The owner was later fired when the franchise found out that he wasn’t using certain food that he was supposed to. He’d buy it cheaper from local grocers. I guess there was an anonymous tip to corporate…”
Just Following Orders
“I used to work at a burger chain called Freddy’s, this one was brand new. On the first day of work, they were telling all of us in the kitchen that no matter how busy we are, you have to make eye contact and greet every customer that comes in with, ‘Hi, welcome to Freddy’s.’ Like Cici’s Pizza does.
I didn’t do it and they kept getting on to me. So, I finally started greeting customers. Anytime a customer walked in, I dropped whatever I was doing to shout loudly while jumping up as high as I could, flailing my arms wildly, ‘HI! WELCOME TO FREDDY’S!’ Not even an hour later, the owner said no more greeting customers.”
An Easy Rule To Break
“During my senior year of high school, the principal enacted a rule that if you came in more than 10 minutes late and you had a beverage on you, you had to throw it out. This was intended to stop students from coming in late because they were at the drive-thru.

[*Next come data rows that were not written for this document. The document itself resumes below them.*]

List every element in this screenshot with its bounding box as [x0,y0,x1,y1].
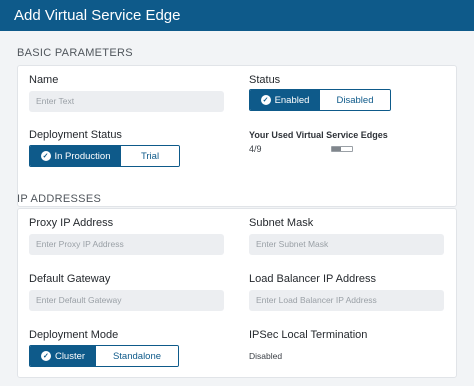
check-circle-icon: ✓ [40,151,51,161]
basic-parameters-heading: BASIC PARAMETERS [17,47,133,59]
trial-label: Trial [140,150,160,162]
load-balancer-label: Load Balancer IP Address [249,273,376,285]
mode-standalone-option[interactable]: Standalone [96,346,178,366]
default-gateway-label: Default Gateway [29,273,111,285]
used-edges-bar-fill [332,147,341,151]
deployment-mode-label: Deployment Mode [29,329,119,341]
status-label: Status [249,74,281,86]
status-enabled-option[interactable]: ✓ Enabled [250,90,320,110]
standalone-label: Standalone [112,350,162,362]
deployment-mode-toggle: ✓ Cluster Standalone [29,345,179,367]
used-edges-value: 4/9 [249,144,262,154]
dialog-title: Add Virtual Service Edge [0,0,474,31]
status-enabled-label: Enabled [274,94,310,106]
status-toggle: ✓ Enabled Disabled [249,89,391,111]
name-label: Name [29,74,59,86]
subnet-mask-input[interactable] [249,234,444,255]
proxy-ip-input[interactable] [29,234,224,255]
check-circle-icon: ✓ [40,351,51,361]
used-edges-label: Your Used Virtual Service Edges [249,130,388,140]
default-gateway-input[interactable] [29,290,224,311]
proxy-ip-label: Proxy IP Address [29,217,114,229]
in-production-label: In Production [54,150,111,162]
deployment-status-toggle: ✓ In Production Trial [29,145,180,167]
deployment-in-production-option[interactable]: ✓ In Production [30,146,121,166]
status-disabled-label: Disabled [336,94,374,106]
dialog-body: BASIC PARAMETERS Name Status ✓ Enabled D… [0,31,474,386]
subnet-mask-label: Subnet Mask [249,217,314,229]
deployment-trial-option[interactable]: Trial [121,146,179,166]
cluster-label: Cluster [54,350,86,362]
ip-addresses-heading: IP ADDRESSES [17,193,102,205]
mode-cluster-option[interactable]: ✓ Cluster [30,346,96,366]
load-balancer-input[interactable] [249,290,444,311]
basic-parameters-card: Name Status ✓ Enabled Disabled Deploymen… [17,65,457,207]
check-circle-icon: ✓ [260,95,271,105]
used-edges-bar [331,146,353,152]
status-disabled-option[interactable]: Disabled [320,90,390,110]
ipsec-label: IPSec Local Termination [249,329,368,341]
ipsec-value: Disabled [249,351,283,361]
name-input[interactable] [29,91,224,112]
deployment-status-label: Deployment Status [29,129,122,141]
ip-addresses-card: Proxy IP Address Subnet Mask Default Gat… [17,208,457,378]
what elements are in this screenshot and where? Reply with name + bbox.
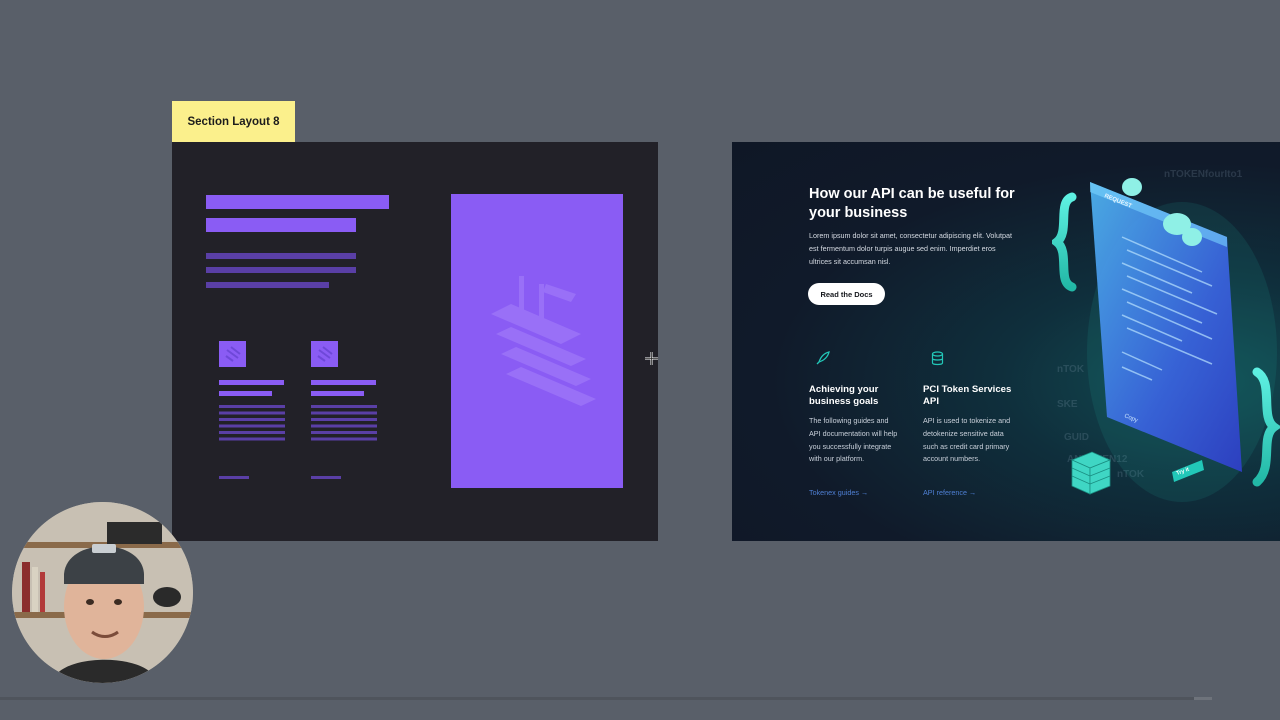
illustration-side-word-2: SKE xyxy=(1057,399,1078,410)
wireframe-feature-icon-1 xyxy=(219,341,246,367)
move-cursor-icon xyxy=(645,352,658,365)
webcam-overlay xyxy=(12,502,193,683)
wireframe-feature-text-1 xyxy=(219,405,285,443)
illustration-watermark: nTOKENfourIto1 xyxy=(1164,169,1243,180)
api-reference-link[interactable]: API reference → xyxy=(923,488,976,497)
api-section-description: Lorem ipsum dolor sit amet, consectetur … xyxy=(809,231,1012,266)
feature-title-business-goals: Achieving your business goals xyxy=(809,384,879,407)
design-preview-frame[interactable]: How our API can be useful for your busin… xyxy=(732,142,1280,541)
wireframe-text-line-3 xyxy=(206,282,329,288)
section-layout-label: Section Layout 8 xyxy=(172,101,295,142)
feature-body-pci-token: API is used to tokenize and detokenize s… xyxy=(923,416,1011,464)
wireframe-feature-title-1b xyxy=(219,391,272,396)
wireframe-hero-image xyxy=(451,194,623,488)
read-the-docs-button[interactable]: Read the Docs xyxy=(808,283,885,305)
wireframe-layout-frame[interactable] xyxy=(172,142,658,541)
api-illustration: nTOKENfourIto1 nTOK SKE GUID ANTOKEN12 n… xyxy=(1052,169,1280,502)
wireframe-feature-title-2a xyxy=(311,380,376,385)
rocket-icon xyxy=(816,351,830,365)
wireframe-feature-icon-2 xyxy=(311,341,338,367)
video-progress-bar[interactable] xyxy=(0,697,1212,700)
wireframe-feature-text-2 xyxy=(311,405,377,443)
wireframe-heading-line-2 xyxy=(206,218,356,232)
wireframe-feature-title-2b xyxy=(311,391,364,396)
illustration-side-word-3: GUID xyxy=(1064,432,1089,443)
api-section-title: How our API can be useful for your busin… xyxy=(809,186,1015,221)
illustration-side-word-1: nTOK xyxy=(1057,364,1085,375)
wireframe-feature-title-1a xyxy=(219,380,284,385)
wireframe-heading-line-1 xyxy=(206,195,389,209)
video-progress-fill xyxy=(0,697,1194,700)
tokenex-guides-link[interactable]: Tokenex guides → xyxy=(809,488,868,497)
wireframe-feature-link-2 xyxy=(311,476,341,479)
wireframe-text-line-1 xyxy=(206,253,356,259)
wireframe-text-line-2 xyxy=(206,267,356,273)
presenter-avatar xyxy=(12,502,193,683)
wireframe-hero-graphic xyxy=(491,276,596,406)
feature-body-business-goals: The following guides and API documentati… xyxy=(809,416,898,464)
wireframe-feature-link-1 xyxy=(219,476,249,479)
feature-title-pci-token: PCI Token Services API xyxy=(923,384,1012,407)
database-icon xyxy=(931,351,944,366)
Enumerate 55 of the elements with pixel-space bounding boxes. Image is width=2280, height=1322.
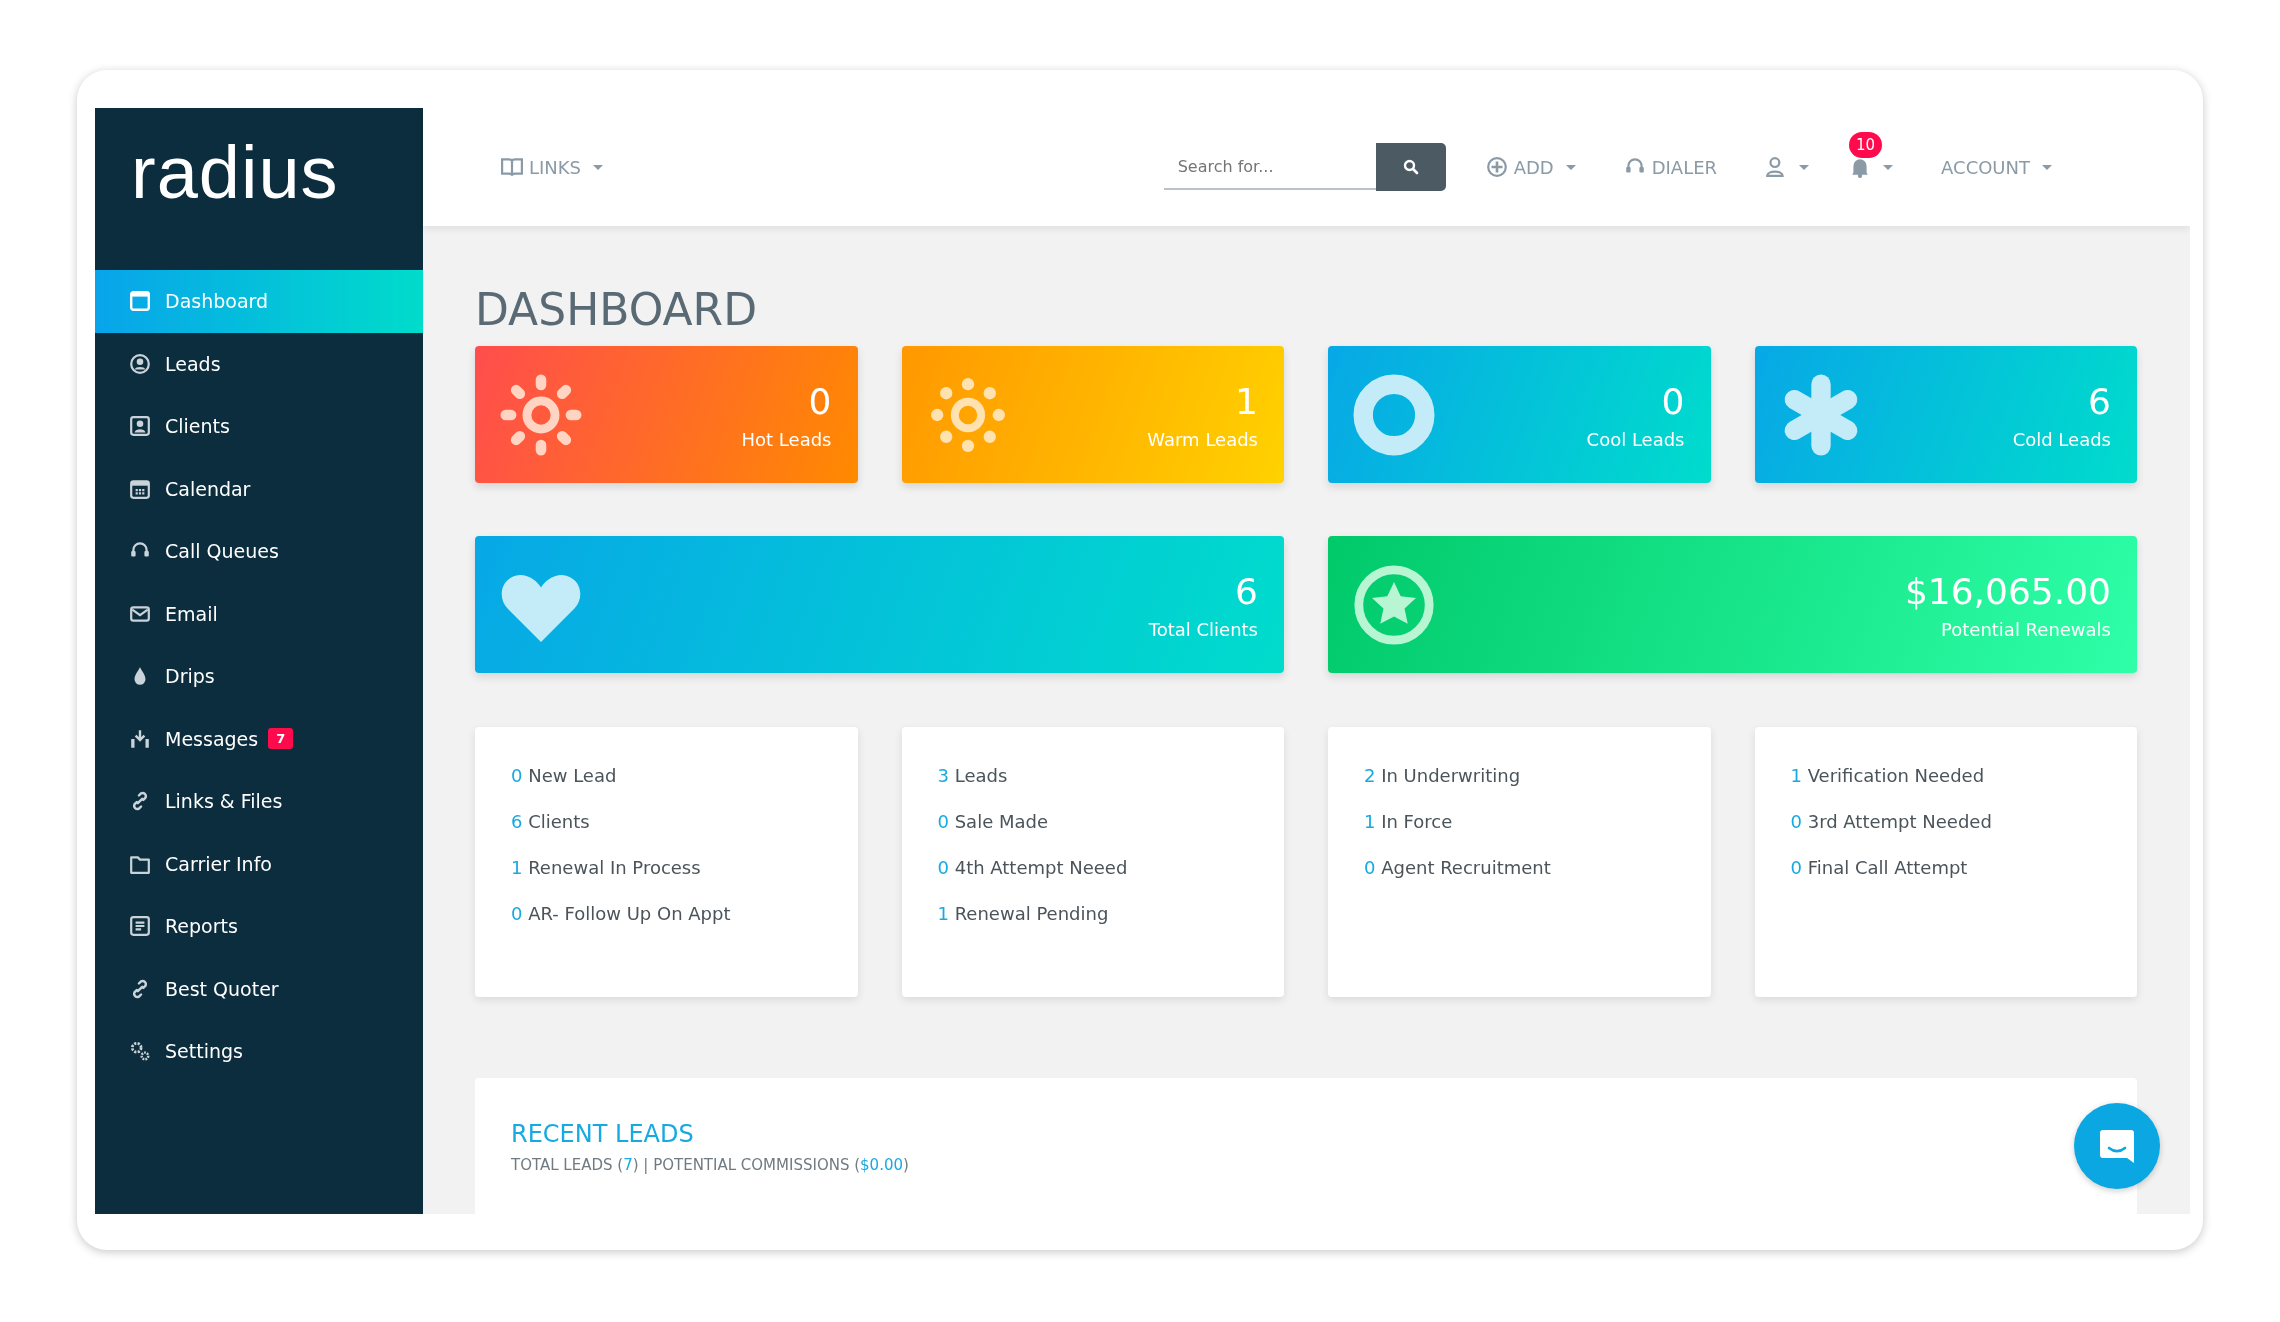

The security guard who signed in late students even had a giant trash barrel to collect said drinks.
Apparently, the principal didn’t think of this amazing fancy device known as a ‘backpack.’ People used them to temporarily hide the drink until they were past the security desk. Additionally, some students would just finish their drink before they walked into the building.”
Creative Ways Around New Rules
“At the company I used to work for, we had a couple big trade shows per year that we went to, which most of the staff attended. For a long time, the rule was that you could be reimbursed up to $30 per day for meals – you just had to turn in receipts afterward.
Well, inevitably somebody decided that he would spend his per diem every day for a week on drinks and turn those receipts in. He got reimbursed, but there was a new policy implemented. From there on out, you could only submit two ‘drinks’ per day for reimbursement. I think you can probably figure out where this is going.
Some fought the rule by simply going to ‘dinner’ late, getting their check before the clock struck midnight, then opening a new tab, allowing them to have more than two drinks on the company in a single sitting. But that was for amateurs. The rules didn’t specify your receipts had to be from some kind of restaurant. People would often go to the grocery store to buy snacks, protein bars to nosh on during the day if they couldn’t grab lunch, and whatnot.
It turned out that you can get two big 1.75-liter plastic bottles from the bottom shelf at the store AND order off the Value Menu at the McDonalds drive through for less than $30.”